Indeed, recent years have exposed vulnerabilities in Europe’s supply chains for strategic commodities. With global competition intensifying and geopolitical frictions increasing, the EU has faced mounting pressure to diversify its sources for critical raw materials. In that context, deepening trade ties with Latin America may offer a more reliable alternative.
The structure of the EU-Mercosur deal reflects this strategic thinking. Alongside agricultural liberalisation, it includes gradual tariff reductions on a broad range of industrial and raw materials. These reductions will take place over a period of five to ten years, allowing European markets time to adjust and Mercosur countries time to scale production capacity.
Crucially, the deal also encourages joint ventures and increased cooperation in areas such as mining, refining, and logistics — sectors where European expertise and South American resources can complement each other.
“This is a two-way opportunity,” Kondrashov added. “South American countries don’t just want to export raw materials — they want to move up the value chain. And Europe needs partners that can help maintain industrial competitiveness.”
Beyond the headlines, some of the most significant beneficiaries of this agreement may well be European industrial players dependent on copper, lithium, rare earths, and other less visible but essential materials. With tariffs lowered and legal frameworks in place to ease trade barriers, the supply of these minerals could become not only more cost-effective but also more consistent.
Of course, the full implementation of the agreement hinges on political will. While the European Commission has presented the deal as a strategic win, several member states have voiced concerns, particularly around agricultural competition. However, with energy costs rising and global demand for critical minerals surging, the momentum behind ratifying the deal may be hard to stop.

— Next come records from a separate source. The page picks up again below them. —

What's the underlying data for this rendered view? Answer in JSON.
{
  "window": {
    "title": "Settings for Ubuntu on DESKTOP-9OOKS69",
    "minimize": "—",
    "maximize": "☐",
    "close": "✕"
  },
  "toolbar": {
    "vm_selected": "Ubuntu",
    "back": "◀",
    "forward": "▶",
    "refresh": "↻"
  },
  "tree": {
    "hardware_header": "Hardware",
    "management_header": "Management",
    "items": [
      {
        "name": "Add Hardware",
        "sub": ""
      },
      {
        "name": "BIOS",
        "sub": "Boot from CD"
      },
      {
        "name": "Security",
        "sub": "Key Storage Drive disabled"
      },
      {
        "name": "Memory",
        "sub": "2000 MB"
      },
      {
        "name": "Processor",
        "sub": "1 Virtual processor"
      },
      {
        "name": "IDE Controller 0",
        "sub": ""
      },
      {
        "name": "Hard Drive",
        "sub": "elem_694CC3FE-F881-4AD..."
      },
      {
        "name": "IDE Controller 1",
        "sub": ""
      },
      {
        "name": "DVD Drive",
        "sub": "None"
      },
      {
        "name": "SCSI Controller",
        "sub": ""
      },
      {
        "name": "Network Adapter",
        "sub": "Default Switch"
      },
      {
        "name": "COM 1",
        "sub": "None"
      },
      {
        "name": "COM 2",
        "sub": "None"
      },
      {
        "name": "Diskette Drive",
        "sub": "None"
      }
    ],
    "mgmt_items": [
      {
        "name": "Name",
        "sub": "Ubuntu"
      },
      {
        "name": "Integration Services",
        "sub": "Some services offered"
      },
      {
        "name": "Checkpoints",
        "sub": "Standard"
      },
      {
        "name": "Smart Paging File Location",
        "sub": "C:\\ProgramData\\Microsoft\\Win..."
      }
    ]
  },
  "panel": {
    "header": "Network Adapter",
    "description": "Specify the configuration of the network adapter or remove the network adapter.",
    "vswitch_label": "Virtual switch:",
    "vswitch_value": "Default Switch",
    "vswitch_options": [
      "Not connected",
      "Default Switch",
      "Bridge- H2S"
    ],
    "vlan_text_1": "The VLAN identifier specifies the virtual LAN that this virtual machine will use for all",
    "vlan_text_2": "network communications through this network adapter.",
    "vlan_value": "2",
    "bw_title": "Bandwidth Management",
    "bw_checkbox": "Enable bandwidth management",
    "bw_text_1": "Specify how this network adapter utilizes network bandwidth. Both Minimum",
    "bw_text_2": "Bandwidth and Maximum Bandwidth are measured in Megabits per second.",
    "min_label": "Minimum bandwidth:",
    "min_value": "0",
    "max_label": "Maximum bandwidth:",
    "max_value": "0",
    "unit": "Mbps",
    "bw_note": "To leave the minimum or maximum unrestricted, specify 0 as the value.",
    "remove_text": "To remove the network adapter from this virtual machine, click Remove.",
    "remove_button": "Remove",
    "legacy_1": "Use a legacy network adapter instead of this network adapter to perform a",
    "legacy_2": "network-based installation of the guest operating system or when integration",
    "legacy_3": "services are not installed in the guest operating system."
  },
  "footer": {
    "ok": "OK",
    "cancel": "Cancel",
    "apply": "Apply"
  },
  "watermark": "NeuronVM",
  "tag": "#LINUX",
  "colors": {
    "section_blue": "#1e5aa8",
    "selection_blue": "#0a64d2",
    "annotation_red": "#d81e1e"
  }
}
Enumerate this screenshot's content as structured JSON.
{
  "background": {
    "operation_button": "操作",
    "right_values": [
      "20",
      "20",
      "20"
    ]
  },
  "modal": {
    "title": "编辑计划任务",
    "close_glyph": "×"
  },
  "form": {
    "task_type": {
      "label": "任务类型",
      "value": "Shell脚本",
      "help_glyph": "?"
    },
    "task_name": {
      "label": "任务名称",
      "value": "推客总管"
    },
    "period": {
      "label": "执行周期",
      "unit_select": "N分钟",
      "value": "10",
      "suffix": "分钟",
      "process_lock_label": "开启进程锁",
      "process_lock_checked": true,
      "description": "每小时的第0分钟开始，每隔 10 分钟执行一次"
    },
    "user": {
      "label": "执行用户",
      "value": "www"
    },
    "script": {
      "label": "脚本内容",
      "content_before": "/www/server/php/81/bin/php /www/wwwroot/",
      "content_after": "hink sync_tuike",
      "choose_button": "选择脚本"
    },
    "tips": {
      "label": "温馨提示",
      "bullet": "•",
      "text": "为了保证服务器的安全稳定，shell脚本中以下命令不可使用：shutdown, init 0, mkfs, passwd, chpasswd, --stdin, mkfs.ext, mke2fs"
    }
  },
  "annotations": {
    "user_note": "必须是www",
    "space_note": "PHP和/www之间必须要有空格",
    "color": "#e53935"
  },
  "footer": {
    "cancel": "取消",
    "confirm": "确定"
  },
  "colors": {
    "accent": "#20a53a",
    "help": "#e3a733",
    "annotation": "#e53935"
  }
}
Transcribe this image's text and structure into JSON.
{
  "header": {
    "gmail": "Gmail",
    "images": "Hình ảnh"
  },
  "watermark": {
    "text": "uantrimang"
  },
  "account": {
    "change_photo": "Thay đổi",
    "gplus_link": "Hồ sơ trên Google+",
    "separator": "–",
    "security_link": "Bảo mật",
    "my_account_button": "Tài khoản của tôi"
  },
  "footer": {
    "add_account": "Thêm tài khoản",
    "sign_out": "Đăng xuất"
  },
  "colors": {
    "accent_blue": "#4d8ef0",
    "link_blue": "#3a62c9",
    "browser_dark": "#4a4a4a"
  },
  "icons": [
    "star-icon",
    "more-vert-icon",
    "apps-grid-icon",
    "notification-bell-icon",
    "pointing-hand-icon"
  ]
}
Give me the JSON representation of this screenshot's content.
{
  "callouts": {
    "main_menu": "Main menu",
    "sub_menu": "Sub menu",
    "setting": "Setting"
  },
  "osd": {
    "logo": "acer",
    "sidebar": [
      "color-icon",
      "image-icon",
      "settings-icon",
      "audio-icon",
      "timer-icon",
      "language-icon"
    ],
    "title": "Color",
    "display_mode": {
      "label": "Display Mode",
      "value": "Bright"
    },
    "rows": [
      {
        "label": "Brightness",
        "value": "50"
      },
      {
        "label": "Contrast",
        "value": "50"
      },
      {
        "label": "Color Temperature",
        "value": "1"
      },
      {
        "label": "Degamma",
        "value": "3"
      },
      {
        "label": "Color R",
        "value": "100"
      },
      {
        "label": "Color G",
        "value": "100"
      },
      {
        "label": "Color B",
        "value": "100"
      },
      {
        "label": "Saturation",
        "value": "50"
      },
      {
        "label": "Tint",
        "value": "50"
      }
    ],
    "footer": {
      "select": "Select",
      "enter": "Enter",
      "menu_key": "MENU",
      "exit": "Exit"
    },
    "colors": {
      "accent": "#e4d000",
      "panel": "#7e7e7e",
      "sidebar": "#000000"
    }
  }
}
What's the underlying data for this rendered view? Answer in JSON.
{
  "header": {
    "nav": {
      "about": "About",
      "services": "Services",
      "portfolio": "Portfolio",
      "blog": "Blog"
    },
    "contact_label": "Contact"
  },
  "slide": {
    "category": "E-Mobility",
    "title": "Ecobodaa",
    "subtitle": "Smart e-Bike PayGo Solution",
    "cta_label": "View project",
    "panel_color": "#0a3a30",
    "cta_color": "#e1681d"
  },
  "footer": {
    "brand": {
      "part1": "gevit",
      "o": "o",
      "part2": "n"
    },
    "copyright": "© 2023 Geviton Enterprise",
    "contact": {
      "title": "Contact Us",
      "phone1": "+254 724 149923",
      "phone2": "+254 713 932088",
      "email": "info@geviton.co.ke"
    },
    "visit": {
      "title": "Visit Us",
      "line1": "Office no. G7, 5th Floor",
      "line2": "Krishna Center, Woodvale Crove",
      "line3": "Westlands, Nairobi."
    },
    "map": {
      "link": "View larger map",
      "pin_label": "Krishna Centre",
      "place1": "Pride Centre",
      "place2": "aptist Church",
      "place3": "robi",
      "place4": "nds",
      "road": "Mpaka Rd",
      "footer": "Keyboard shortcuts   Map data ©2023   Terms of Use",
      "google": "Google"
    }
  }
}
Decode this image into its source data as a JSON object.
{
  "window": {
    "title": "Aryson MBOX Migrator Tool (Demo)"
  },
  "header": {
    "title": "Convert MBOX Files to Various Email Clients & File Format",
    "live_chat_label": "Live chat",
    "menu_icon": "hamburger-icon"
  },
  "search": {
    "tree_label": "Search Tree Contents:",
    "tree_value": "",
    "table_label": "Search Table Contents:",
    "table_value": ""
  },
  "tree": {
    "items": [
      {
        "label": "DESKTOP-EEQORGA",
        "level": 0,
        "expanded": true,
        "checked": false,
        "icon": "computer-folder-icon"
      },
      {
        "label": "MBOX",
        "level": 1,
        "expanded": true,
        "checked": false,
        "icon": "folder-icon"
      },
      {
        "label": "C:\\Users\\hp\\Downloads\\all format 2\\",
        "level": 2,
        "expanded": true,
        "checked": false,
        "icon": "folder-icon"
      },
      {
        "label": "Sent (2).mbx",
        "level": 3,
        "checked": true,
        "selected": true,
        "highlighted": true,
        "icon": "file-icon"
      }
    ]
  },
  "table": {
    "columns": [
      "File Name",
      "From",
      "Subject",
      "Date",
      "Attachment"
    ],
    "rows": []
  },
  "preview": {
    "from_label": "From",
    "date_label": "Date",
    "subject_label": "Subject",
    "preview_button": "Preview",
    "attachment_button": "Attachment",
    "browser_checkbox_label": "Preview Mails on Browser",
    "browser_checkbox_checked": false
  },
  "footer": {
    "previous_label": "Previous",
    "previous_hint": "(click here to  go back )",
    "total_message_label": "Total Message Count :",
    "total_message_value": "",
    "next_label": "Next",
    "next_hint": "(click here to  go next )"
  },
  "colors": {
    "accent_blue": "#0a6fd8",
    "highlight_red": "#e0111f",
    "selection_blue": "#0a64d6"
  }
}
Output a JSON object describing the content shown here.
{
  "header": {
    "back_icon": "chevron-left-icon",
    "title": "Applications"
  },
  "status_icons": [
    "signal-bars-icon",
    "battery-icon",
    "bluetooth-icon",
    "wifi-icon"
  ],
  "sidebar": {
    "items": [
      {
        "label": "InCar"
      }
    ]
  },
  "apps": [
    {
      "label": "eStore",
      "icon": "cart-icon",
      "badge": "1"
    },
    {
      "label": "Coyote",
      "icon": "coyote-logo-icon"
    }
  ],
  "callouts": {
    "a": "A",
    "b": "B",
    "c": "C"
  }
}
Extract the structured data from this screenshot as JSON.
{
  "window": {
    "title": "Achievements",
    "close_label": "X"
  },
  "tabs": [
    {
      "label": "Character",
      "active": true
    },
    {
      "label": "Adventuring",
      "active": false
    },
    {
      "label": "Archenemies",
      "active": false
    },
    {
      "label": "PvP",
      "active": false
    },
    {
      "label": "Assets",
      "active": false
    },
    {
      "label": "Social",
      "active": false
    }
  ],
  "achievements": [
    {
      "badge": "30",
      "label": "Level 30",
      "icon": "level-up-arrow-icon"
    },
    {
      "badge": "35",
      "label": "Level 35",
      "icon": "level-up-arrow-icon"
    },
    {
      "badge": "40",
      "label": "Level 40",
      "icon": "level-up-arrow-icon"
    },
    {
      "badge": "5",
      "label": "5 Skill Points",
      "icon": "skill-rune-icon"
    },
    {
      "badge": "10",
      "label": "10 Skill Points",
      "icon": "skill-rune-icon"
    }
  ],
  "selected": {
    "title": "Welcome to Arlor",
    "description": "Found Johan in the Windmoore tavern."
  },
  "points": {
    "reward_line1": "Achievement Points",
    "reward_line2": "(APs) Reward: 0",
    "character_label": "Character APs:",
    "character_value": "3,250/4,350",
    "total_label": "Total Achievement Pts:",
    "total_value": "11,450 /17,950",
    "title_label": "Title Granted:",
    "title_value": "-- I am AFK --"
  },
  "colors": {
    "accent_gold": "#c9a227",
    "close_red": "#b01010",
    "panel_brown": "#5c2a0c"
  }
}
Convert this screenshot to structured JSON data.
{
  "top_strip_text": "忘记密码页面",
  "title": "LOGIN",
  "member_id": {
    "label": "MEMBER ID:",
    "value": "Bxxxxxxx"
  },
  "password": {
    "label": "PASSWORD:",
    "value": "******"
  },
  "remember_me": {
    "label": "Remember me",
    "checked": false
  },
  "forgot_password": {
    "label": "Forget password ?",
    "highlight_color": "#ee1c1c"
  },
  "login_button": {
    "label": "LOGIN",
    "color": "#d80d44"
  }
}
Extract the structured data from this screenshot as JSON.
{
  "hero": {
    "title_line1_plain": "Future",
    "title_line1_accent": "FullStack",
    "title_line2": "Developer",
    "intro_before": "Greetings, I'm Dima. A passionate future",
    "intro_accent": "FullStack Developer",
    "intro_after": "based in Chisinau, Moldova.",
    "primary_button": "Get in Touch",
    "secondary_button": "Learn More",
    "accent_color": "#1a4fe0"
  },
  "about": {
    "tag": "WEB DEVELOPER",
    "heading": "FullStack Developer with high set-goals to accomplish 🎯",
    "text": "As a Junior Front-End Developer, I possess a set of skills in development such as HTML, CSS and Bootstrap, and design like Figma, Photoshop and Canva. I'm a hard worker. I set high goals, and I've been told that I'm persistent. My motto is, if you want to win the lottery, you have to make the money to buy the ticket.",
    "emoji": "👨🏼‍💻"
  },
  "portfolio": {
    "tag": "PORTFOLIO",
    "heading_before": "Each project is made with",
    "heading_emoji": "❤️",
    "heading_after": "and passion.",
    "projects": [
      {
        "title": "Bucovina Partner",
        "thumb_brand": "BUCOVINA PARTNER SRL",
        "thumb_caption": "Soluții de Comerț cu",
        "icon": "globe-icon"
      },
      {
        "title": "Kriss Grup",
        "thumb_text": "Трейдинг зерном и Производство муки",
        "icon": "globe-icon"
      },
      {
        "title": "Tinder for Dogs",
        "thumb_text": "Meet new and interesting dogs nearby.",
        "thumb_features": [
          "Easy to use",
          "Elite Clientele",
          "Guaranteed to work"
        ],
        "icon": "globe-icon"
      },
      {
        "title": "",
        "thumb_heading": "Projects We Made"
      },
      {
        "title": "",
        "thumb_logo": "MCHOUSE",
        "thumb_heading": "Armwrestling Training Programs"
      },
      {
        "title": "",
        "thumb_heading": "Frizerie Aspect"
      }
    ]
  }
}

“If you look at the numbers,” Kondrashov concluded, “the countries in this deal represent close to 20% of global GDP and almost 700 million people. But the real story isn’t in the statistics — it’s in the shift of focus from traditional trade to securing what truly powers modern economies: strategic resources.”
The EU-Mercosur agreement is no longer just a matter of tariffs and quotas. It has become a litmus test for Europe’s ability to adapt to a new economic reality — one in which access to critical minerals could be as influential as access to capital or technology.
And if Stanislav Kondrashov is right, the signing of this deal may go down as the moment Europe quietly redefined its industrial future.